Science. 2024 Mar 29;383(6690):1461-1467. doi: 10.1126/science.adi5639. Epub 2024 Mar 7.

Authors

Adityanarayanan Radhakrishnan^#^{1

2}, Daniel Beaglehole^#³, Parthe Pandit^{4

5}, Mikhail Belkin^{3

5}

Affiliations

¹ Harvard School of Engineering and Applied Sciences, Cambridge, MA 02138, USA.
² Broad Institute of MIT and Harvard, Cambridge, MA 02142, USA.
³ Computer Science and Engineering, UC San Diego, La Jolla, CA 92093, USA.
⁴ Center for Machine Intelligence and Data Science, IIT Bombay, Mumbai 400076, India.
⁵ Halıcıoğlu Data Science Institute, UC San Diego, La Jolla, CA 92093, USA.

^# Contributed equally.

PMID: 38452048
DOI: 10.1126/science.adi5639

Abstract

Understanding how neural networks learn features, or relevant patterns in data, for prediction is necessary for their reliable use in technological and scientific applications. In this work, we presented a unifying mathematical mechanism, known as average gradient outer product (AGOP), that characterized feature learning in neural networks.
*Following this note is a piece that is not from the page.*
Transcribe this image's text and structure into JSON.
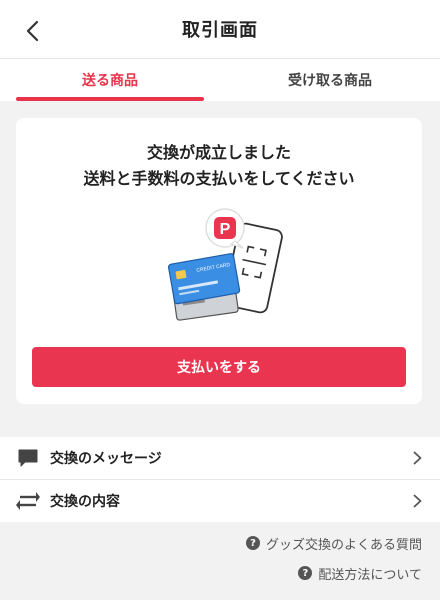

We provided empirical evidence that AGOP captured features learned by various neural network architectures, including transformer-based language models, convolutional networks, multilayer perceptrons, and recurrent neural networks. Moreover, we demonstrated that AGOP, which is backpropagation-free, enabled feature learning in machine learning models, such as kernel machines, that a priori could not identify task-specific features. Overall, we established a fundamental mechanism that captured feature learning in neural networks and enabled feature learning in general machine learning models.